Berkshire Trims aapl Stake as Apple's Services Revenue Surges by 13%

Generated by AI AgentWord on the Street
Wednesday, Sep 3, 2025 2:02 am ET1min read
Aime RobotAime Summary

- Berkshire Hathaway sold 20M Apple shares in Q2, reducing its stake while Apple remains its top equity holding with ~280M shares.

- Apple's services revenue surged 13% YoY, contributing nearly half of quarterly gross profit and driving growth beyond hardware sales.

- The divestment reflects portfolio diversification rather than lack of confidence, as Apple maintains strong fundamentals and strategic software/ecosystem advantages.

- Analysts highlight Apple's recurring revenue model and upcoming innovations as long-term growth drivers despite current valuation concerns.

Warren Buffett's Berkshire Hathaway has reduced its significant stake in

, selling approximately 20 million shares in the second quarter. Despite this divestment, Apple remains Berkshire's largest equity holding, with about 280 million shares. This strategic adjustment seems aimed at managing portfolio concentration rather than indicating a lack of confidence in Apple's future. Historically, Berkshire's acquisition of Apple shares, commencing in 2016, has played a crucial role in its portfolio, benefiting significantly from the tech giant's ascending share price.

Apple has consistently demonstrated strong performance, underpinned by robust fundamentals. In its fiscal third-quarter results, the company reported a revenue increase of 10% and an earnings per share growth of 12%. The services segment, in particular, has been a substantial growth driver, achieving an all-time high in performance. With gross margins in the mid-70% range, this segment contributes nearly half of the quarterly gross profit, outperforming the product segment. Services revenue accelerated by 13% year-over-year, surpassing the 8% growth in product revenue. This development reflects the efficacy of Apple's strategy to diversify beyond hardware sales, leveraging its extensive installed base of active devices. Analysts predict that these areas of growth could further bolster Apple's revenue streams in the future.

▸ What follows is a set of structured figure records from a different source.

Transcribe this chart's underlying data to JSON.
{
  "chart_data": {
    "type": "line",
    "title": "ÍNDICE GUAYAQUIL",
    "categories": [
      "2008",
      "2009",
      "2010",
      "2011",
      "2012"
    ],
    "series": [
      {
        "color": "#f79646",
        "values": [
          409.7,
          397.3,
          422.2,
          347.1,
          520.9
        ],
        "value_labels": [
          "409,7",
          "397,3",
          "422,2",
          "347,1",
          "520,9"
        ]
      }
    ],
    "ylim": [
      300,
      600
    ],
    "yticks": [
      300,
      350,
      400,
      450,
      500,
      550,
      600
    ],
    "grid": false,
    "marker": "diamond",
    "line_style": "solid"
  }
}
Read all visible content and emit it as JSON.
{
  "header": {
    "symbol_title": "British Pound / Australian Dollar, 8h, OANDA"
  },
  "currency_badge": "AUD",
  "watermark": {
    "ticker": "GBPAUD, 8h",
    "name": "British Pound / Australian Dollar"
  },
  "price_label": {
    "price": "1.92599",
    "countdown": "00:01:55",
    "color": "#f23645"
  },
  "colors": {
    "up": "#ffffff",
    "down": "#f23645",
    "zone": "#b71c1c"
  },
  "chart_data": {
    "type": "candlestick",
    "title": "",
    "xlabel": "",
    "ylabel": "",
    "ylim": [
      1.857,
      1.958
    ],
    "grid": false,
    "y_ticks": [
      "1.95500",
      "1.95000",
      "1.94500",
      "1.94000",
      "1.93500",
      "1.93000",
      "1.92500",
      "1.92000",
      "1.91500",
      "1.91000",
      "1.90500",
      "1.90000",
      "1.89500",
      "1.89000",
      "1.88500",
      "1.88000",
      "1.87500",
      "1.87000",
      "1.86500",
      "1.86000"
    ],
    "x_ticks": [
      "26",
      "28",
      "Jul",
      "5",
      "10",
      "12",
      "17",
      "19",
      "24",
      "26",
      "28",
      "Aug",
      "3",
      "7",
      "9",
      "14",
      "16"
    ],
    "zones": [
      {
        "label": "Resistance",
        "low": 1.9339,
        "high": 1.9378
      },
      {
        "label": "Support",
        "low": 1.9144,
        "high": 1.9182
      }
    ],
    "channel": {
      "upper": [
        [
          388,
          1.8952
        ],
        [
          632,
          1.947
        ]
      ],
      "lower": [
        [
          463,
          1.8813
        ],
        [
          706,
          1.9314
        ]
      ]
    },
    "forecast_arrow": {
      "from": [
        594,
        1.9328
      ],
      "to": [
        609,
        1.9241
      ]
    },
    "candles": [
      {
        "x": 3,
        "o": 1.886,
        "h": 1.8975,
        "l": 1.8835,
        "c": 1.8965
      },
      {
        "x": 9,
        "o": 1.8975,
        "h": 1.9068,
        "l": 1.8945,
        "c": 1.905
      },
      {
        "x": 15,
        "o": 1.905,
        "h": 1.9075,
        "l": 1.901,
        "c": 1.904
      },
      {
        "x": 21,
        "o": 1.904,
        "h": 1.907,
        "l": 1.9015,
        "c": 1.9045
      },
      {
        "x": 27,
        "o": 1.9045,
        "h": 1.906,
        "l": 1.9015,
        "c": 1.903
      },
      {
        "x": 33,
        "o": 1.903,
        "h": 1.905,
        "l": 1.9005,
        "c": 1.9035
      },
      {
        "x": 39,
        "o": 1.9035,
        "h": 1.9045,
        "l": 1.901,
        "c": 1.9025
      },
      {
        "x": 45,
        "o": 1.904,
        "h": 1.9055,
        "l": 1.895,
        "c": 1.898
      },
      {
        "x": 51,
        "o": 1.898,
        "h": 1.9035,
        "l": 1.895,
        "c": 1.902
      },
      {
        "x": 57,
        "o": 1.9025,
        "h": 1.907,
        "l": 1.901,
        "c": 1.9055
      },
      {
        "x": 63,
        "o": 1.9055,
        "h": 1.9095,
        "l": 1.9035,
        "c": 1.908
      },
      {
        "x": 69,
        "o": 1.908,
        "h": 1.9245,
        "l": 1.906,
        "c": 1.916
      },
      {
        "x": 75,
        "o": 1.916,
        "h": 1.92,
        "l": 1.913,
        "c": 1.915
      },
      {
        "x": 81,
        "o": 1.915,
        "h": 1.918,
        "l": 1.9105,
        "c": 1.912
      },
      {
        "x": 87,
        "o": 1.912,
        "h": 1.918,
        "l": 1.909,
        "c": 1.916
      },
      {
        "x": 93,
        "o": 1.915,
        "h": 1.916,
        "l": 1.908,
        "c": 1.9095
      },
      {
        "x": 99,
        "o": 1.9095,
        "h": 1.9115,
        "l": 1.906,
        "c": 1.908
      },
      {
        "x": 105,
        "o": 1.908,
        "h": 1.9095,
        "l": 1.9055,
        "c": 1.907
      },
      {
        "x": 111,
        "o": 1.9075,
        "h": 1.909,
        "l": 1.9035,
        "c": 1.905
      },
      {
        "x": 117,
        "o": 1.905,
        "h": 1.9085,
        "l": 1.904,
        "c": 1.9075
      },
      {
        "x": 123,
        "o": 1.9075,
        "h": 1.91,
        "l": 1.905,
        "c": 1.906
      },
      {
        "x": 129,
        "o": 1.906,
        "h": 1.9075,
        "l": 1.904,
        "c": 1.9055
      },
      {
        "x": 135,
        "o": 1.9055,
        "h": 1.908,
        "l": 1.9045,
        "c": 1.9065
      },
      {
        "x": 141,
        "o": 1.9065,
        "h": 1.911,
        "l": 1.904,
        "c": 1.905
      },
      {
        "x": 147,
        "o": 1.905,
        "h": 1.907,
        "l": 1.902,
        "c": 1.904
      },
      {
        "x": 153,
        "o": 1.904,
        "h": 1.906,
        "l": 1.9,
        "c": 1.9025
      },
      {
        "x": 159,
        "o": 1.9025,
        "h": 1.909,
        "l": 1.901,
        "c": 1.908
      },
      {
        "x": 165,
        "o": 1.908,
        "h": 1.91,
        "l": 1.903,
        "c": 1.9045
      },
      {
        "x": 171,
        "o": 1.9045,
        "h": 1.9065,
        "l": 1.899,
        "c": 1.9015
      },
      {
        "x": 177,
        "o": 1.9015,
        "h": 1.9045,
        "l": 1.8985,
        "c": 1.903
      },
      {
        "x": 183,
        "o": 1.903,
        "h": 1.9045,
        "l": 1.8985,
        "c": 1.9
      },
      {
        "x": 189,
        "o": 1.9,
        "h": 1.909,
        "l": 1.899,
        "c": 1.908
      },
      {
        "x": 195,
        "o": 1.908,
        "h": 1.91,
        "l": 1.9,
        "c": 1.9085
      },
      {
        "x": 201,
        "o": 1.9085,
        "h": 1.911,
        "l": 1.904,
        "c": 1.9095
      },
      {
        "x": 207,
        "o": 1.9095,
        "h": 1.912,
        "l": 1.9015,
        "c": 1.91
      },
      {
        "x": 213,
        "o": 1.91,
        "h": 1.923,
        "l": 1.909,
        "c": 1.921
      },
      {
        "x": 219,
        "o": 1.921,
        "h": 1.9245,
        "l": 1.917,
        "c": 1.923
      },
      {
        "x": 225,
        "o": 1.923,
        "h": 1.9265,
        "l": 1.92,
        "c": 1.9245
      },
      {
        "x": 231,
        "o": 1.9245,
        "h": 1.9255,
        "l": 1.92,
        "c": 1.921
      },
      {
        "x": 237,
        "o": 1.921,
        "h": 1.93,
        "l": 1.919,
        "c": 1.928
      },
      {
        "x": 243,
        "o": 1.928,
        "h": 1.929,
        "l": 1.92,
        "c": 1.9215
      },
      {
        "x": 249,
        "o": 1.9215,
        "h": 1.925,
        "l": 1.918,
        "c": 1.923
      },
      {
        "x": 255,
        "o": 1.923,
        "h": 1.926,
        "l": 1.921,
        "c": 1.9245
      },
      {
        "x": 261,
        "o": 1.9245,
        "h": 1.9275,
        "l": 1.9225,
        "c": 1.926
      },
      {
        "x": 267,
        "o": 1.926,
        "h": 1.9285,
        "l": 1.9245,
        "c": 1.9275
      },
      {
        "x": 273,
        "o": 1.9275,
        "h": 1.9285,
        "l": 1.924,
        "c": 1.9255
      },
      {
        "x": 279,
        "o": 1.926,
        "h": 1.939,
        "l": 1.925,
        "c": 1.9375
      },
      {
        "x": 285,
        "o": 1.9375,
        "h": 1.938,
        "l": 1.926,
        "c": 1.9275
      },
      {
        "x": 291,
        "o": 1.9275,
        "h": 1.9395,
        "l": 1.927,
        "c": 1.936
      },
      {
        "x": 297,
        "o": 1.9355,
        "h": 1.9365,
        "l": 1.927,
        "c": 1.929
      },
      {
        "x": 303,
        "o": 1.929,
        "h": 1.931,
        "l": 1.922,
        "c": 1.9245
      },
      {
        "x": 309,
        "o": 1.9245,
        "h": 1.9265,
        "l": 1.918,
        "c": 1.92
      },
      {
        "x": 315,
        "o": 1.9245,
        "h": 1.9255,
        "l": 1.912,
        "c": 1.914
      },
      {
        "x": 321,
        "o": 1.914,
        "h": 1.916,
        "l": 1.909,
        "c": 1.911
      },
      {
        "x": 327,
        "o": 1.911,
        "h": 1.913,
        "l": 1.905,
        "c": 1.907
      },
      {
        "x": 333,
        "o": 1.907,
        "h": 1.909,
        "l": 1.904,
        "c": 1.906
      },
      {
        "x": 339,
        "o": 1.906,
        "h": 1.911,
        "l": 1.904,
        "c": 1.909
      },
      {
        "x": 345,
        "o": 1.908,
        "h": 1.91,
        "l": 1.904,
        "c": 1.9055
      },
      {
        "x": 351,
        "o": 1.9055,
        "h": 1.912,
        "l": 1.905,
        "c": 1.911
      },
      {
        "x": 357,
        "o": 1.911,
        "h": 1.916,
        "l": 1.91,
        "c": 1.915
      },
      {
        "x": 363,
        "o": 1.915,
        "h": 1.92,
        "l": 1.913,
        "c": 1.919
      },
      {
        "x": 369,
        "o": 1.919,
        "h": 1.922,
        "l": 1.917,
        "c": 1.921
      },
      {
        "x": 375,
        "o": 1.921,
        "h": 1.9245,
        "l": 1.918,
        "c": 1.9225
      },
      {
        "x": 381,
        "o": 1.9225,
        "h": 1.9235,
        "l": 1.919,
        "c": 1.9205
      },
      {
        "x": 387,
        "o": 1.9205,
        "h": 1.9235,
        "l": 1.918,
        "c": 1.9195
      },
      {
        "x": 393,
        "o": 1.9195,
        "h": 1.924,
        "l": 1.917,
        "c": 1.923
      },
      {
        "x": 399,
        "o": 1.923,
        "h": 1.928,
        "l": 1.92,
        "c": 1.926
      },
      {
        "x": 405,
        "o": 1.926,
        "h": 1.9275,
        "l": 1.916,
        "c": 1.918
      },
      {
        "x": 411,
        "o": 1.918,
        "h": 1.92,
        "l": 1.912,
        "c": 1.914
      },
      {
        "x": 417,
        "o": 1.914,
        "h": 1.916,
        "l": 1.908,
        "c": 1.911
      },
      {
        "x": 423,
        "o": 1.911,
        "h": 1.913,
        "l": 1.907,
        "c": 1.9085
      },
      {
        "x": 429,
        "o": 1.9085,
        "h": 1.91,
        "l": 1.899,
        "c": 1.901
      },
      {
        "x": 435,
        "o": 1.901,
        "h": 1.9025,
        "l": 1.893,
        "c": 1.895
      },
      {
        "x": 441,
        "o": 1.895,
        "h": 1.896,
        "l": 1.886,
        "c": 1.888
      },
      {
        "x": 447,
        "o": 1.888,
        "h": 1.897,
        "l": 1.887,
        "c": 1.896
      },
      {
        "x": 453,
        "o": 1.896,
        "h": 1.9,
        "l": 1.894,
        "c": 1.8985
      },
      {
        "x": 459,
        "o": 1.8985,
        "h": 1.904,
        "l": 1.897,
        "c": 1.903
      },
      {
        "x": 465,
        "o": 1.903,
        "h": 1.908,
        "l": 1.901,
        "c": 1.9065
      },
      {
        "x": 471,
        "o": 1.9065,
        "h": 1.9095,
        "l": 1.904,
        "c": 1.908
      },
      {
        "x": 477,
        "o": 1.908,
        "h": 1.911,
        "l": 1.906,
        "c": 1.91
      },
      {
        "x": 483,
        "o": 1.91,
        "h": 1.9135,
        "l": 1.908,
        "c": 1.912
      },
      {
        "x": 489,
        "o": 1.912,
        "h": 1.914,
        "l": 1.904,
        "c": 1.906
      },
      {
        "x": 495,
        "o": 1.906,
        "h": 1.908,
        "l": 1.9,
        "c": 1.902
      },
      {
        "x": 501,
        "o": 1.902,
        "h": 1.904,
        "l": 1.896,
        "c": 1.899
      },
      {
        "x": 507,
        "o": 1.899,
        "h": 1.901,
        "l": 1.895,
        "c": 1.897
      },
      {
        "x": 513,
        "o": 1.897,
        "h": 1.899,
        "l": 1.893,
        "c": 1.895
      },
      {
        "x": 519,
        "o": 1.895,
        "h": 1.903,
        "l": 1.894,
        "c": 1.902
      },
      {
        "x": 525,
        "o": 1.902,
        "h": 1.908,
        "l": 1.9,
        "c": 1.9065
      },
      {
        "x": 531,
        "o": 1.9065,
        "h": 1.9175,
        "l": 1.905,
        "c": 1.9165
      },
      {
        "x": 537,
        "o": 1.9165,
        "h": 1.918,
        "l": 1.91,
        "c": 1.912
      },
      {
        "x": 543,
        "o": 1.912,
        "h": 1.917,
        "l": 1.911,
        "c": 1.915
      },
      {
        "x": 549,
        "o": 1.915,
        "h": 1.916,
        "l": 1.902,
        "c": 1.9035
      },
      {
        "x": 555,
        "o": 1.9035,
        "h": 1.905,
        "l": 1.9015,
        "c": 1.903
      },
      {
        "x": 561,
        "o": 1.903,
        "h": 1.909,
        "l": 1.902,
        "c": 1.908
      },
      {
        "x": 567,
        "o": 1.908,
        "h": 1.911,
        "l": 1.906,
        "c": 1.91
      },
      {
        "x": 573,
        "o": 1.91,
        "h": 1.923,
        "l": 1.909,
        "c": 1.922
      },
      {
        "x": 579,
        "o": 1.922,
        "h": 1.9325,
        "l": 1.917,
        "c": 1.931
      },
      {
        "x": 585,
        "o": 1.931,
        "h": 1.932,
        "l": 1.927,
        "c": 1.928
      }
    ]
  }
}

Despite the recent sales by Berkshire, Apple continues to attract investor interest, with a price-to-earnings ratio slightly below 35. The continued growth and profitability of Apple's services segment could justify such valuation. While some investors may hesitate due to Apple's current valuation, others recognize the company's remarkable execution history and the expanding success of its services business as compelling reasons to invest.

Apple's strategic emphasis lies in enhancing brand strength and customer loyalty, largely through its services that offer consistent, recurring revenue. The latest performance figures demonstrate robust growth in this segment, driven by increased sales and the ongoing development of platform-centric software, which capitalizes on Apple’s installed base. This sustained growth lends itself to a stable cash flow across market cycles, underscoring Apple's strategy to harness its software and ecosystem advantages effectively.

While Berkshire's motives for selling remain speculative, investors are generally advised not to react merely based on these transactions. Instead, the focus should be on Apple's strategic direction. Despite Berkshire’s reduction, Apple continues to showcase vital growth drivers, with analysts forecasting potential advancements such as new iPhone models and AI innovations aimed at enhancing software experiences.

In summary, Berkshire's share reduction, while significant, does not detract from Apple's position as a vital component of its portfolio. Apple's strong earnings and strategic direction continue to reflect a robust investment case. Investors should weigh various factors, including the growing services sector and current market valuation, while considering the potential risks and rewards tied to a long-term investment in Apple.